- finestra
- Le ordinanze della Capitaneria competente per Mattinata possono aggiungere divieti stagionali, e valgono più della regola generale. Su una riva orientata a 106° la luce utile finisce prima dell'orario di legge, che resta quello del sole. Segna l'ora di uscita prima di entrare: da 40 m di riva il rientro sembra sempre più corto di quello che è. La stagione balneare stringe le opzioni: fuori stagione il tratto torna intero.
- marea
- Il moto ondoso da est sposta più acqua in dieci minuti di quanta ne muova la marea in sei ore. Qui il livello dell'acqua conta poco: conta quanto mare è passato nei giorni prima. Il percorso di rientro, 200 m fino alla fascia dei cinque metri, va deciso prima e non durante. A Mattinata il livello cambia poco, ma la corrente verso est può essere sensibile nei canali.
- riparo
- Con Levante le rocce staccate rompono l'onda ma la restituiscono confusa, e quel mare incrociato stanca più di un'onda pulita. La riva davanti al segnaposto guarda verso est, circa 106°, quindi tutto ciò che arriva da quel settore entra senza ostacoli. Su questa costa la mareggiata di ieri pesa più della previsione di oggi.
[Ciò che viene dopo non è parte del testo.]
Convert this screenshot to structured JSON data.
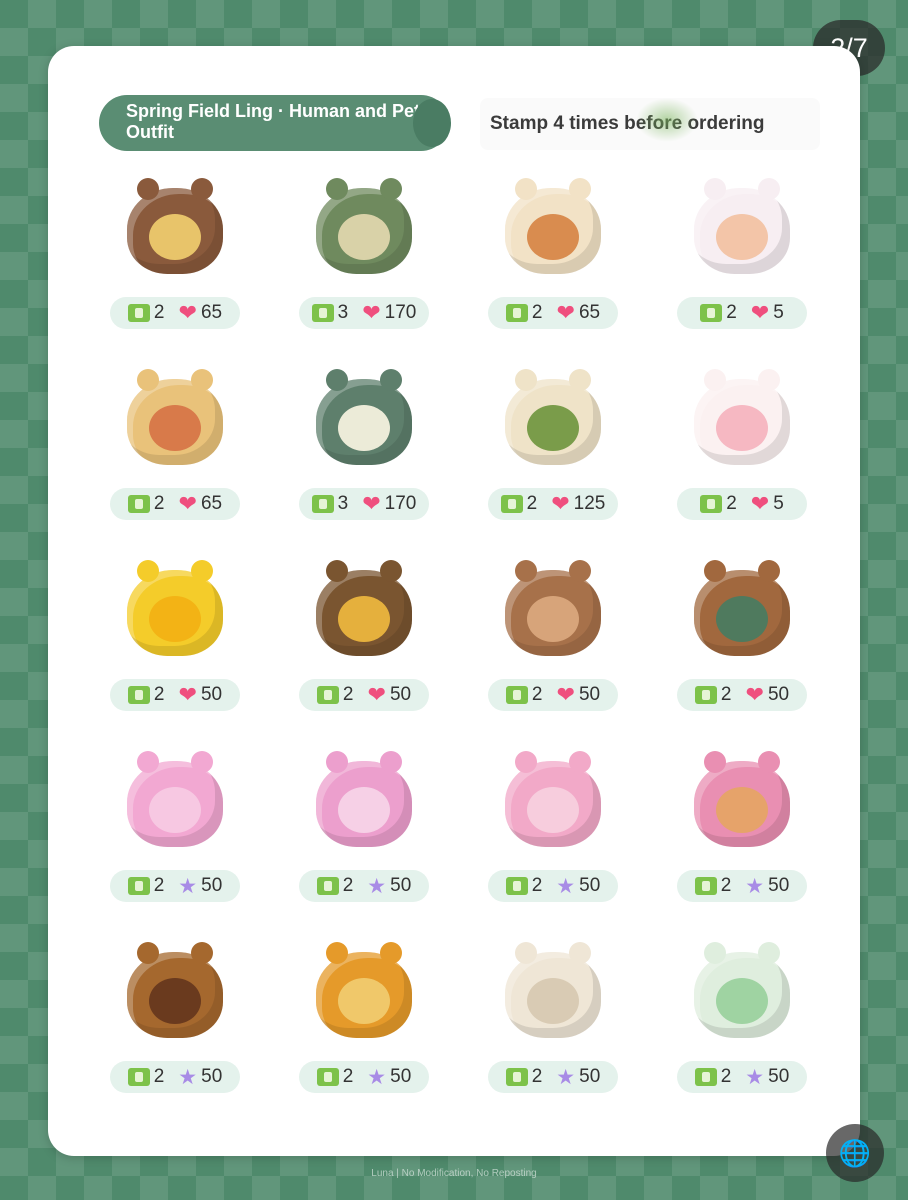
{
  "page_counter": "2/7",
  "title": "Spring Field Ling · Human and Pet Outfit",
  "stamp_note": "Stamp 4 times before ordering",
  "footer": "Luna | No Modification, No Reposting",
  "icons": {
    "ticket": "ticket-icon",
    "heart": "heart-icon",
    "star": "star-icon",
    "translate": "translate-icon"
  },
  "colors": {
    "accent": "#5a8d73",
    "background": "#4f8a6c",
    "heart": "#ef4f7e",
    "star": "#a88be6",
    "ticket": "#7dc24a",
    "pill": "#e4f2ec"
  },
  "items": [
    {
      "tickets": "2",
      "currency": "heart",
      "amount": "65",
      "icon": "bear-hat-icon",
      "color": "#8a5a3c",
      "accent": "#e8c46a"
    },
    {
      "tickets": "3",
      "currency": "heart",
      "amount": "170",
      "icon": "vest-outfit-icon",
      "color": "#6f8a5e",
      "accent": "#d9d2a8"
    },
    {
      "tickets": "2",
      "currency": "heart",
      "amount": "65",
      "icon": "bear-shoes-icon",
      "color": "#f2e2c6",
      "accent": "#d98c4f"
    },
    {
      "tickets": "2",
      "currency": "heart",
      "amount": "5",
      "icon": "face-makeup-icon",
      "color": "#f7eef2",
      "accent": "#f3c5a8"
    },
    {
      "tickets": "2",
      "currency": "heart",
      "amount": "65",
      "icon": "bun-hairstyle-icon",
      "color": "#e9c27a",
      "accent": "#d87a4a"
    },
    {
      "tickets": "3",
      "currency": "heart",
      "amount": "170",
      "icon": "shirt-outfit-icon",
      "color": "#5e7f6c",
      "accent": "#ecebd8"
    },
    {
      "tickets": "2",
      "currency": "heart",
      "amount": "125",
      "icon": "backpack-icon",
      "color": "#efe3c8",
      "accent": "#7a9c4a"
    },
    {
      "tickets": "2",
      "currency": "heart",
      "amount": "5",
      "icon": "face-blush-icon",
      "color": "#fbf1f1",
      "accent": "#f6b8c2"
    },
    {
      "tickets": "2",
      "currency": "heart",
      "amount": "50",
      "icon": "bee-hood-icon",
      "color": "#f4cc2a",
      "accent": "#f3b315"
    },
    {
      "tickets": "2",
      "currency": "heart",
      "amount": "50",
      "icon": "bee-pet-hat-icon",
      "color": "#7a5530",
      "accent": "#e5b03d"
    },
    {
      "tickets": "2",
      "currency": "heart",
      "amount": "50",
      "icon": "bear-hood-icon",
      "color": "#a7714a",
      "accent": "#d7a47a"
    },
    {
      "tickets": "2",
      "currency": "heart",
      "amount": "50",
      "icon": "bear-pet-suit-icon",
      "color": "#a1683e",
      "accent": "#4f7a5e"
    },
    {
      "tickets": "2",
      "currency": "star",
      "amount": "50",
      "icon": "pink-bee-hood-icon",
      "color": "#f2a8d2",
      "accent": "#f7c8e2"
    },
    {
      "tickets": "2",
      "currency": "star",
      "amount": "50",
      "icon": "pink-bee-pet-hat-icon",
      "color": "#ec9fcd",
      "accent": "#f6d0e6"
    },
    {
      "tickets": "2",
      "currency": "star",
      "amount": "50",
      "icon": "pink-bear-hood-icon",
      "color": "#f2a9c8",
      "accent": "#f7cddd"
    },
    {
      "tickets": "2",
      "currency": "star",
      "amount": "50",
      "icon": "pink-bear-pet-suit-icon",
      "color": "#e98fb2",
      "accent": "#e6a36a"
    },
    {
      "tickets": "2",
      "currency": "star",
      "amount": "50",
      "icon": "brown-bee-hood-icon",
      "color": "#a5682e",
      "accent": "#6a3a1e"
    },
    {
      "tickets": "2",
      "currency": "star",
      "amount": "50",
      "icon": "orange-bee-pet-hat-icon",
      "color": "#e59a2a",
      "accent": "#f0c86a"
    },
    {
      "tickets": "2",
      "currency": "star",
      "amount": "50",
      "icon": "white-bear-hood-icon",
      "color": "#efe6d6",
      "accent": "#d9cbb4"
    },
    {
      "tickets": "2",
      "currency": "star",
      "amount": "50",
      "icon": "mint-bear-pet-suit-icon",
      "color": "#dfeede",
      "accent": "#9fd3a2"
    }
  ]
}
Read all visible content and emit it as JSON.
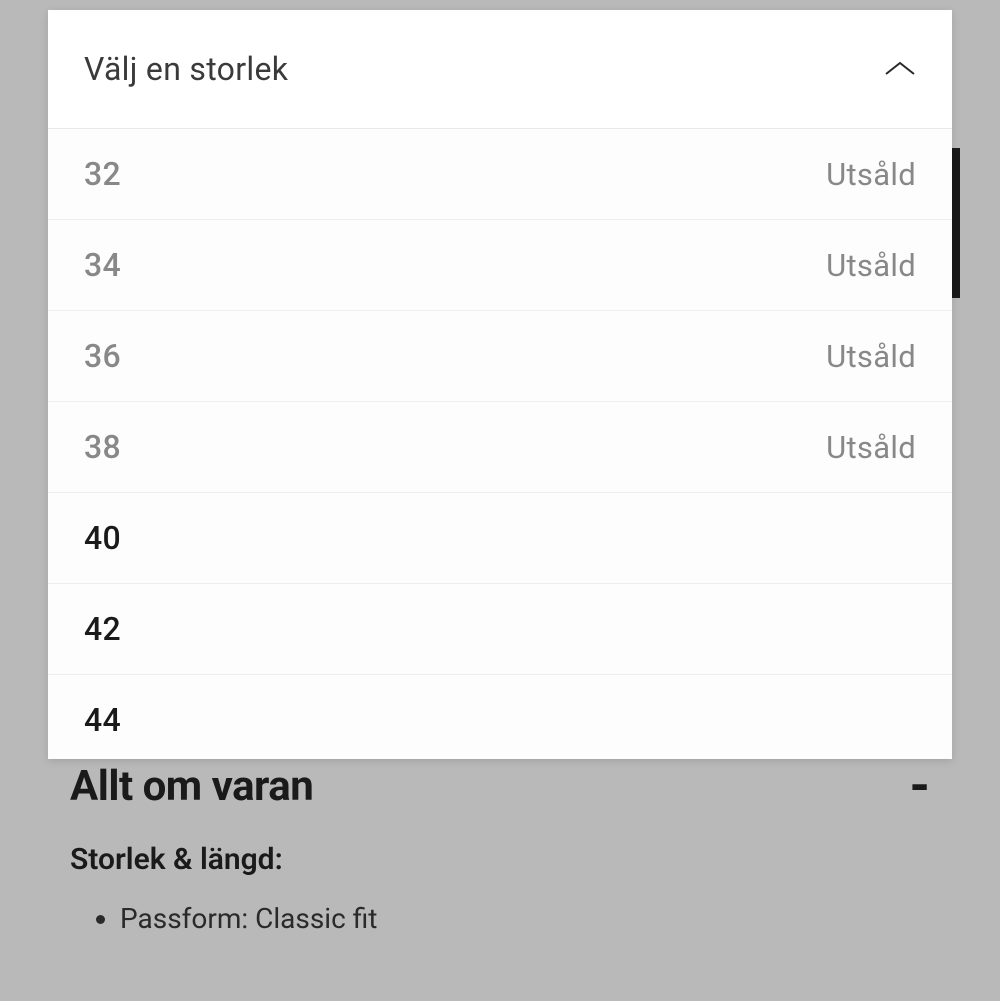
{
  "dropdown": {
    "label": "Välj en storlek",
    "sizes": [
      {
        "value": "32",
        "status": "Utsåld",
        "soldOut": true
      },
      {
        "value": "34",
        "status": "Utsåld",
        "soldOut": true
      },
      {
        "value": "36",
        "status": "Utsåld",
        "soldOut": true
      },
      {
        "value": "38",
        "status": "Utsåld",
        "soldOut": true
      },
      {
        "value": "40",
        "status": "",
        "soldOut": false
      },
      {
        "value": "42",
        "status": "",
        "soldOut": false
      },
      {
        "value": "44",
        "status": "",
        "soldOut": false
      }
    ]
  },
  "productInfo": {
    "sectionTitle": "Allt om varan",
    "collapseSymbol": "-",
    "subsectionTitle": "Storlek & längd:",
    "details": [
      "Passform: Classic fit"
    ]
  }
}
Meglio mezz'ora nella parte giusta della costa che tre ore in quella sbagliata.
- condizioni
- Con i 10 m raggiunti a circa 330 m dalla riva, il limite della giornata lo mette il fiato e non la distanza. Il rilievo mostra i dieci metri a circa 330 m dalla riva e niente di più profondo nelle vicinanze. A Mattinata la corrente sottocosta sposta il torbido in poche ore: a volte aspettare funziona meglio che spostarsi. Oltre i 330 m dalla riva la giornata la decide l'acqua e non la voglia.
- pericolo
- Fucile mai carico fuori dall'acqua (art. 131): si arma sotto e si scarica prima di rimettere piede sulla roccia. Su una secca l'onda frange senza preavviso: quello che sembra piatto sopra la testa può rompere. Con 200 m fino ai cinque metri, l'uscita è breve solo se la decidi in tempo. A Mattinata le condizioni cambiano più in fretta della previsione.
- accesso
- Con Levante la traversata verso la secca va valutata due volte, perché al ritorno l'avrai contro. Il punto è appoggiato alla riva, 40 m dalla linea di costa, e i dieci metri stanno a circa 330 m. Il percorso a terra non è tracciato: il rilievo dice solo dove finisce la roccia e comincia l'acqua. L'ultimo tratto verso terra, 40 m, si fa sempre con meno fiato di quanto si pensasse.
Faraglioni bianchi (Arco di Diomede); sarago, cernia. Restrizioni d'accesso del parco del Gargano.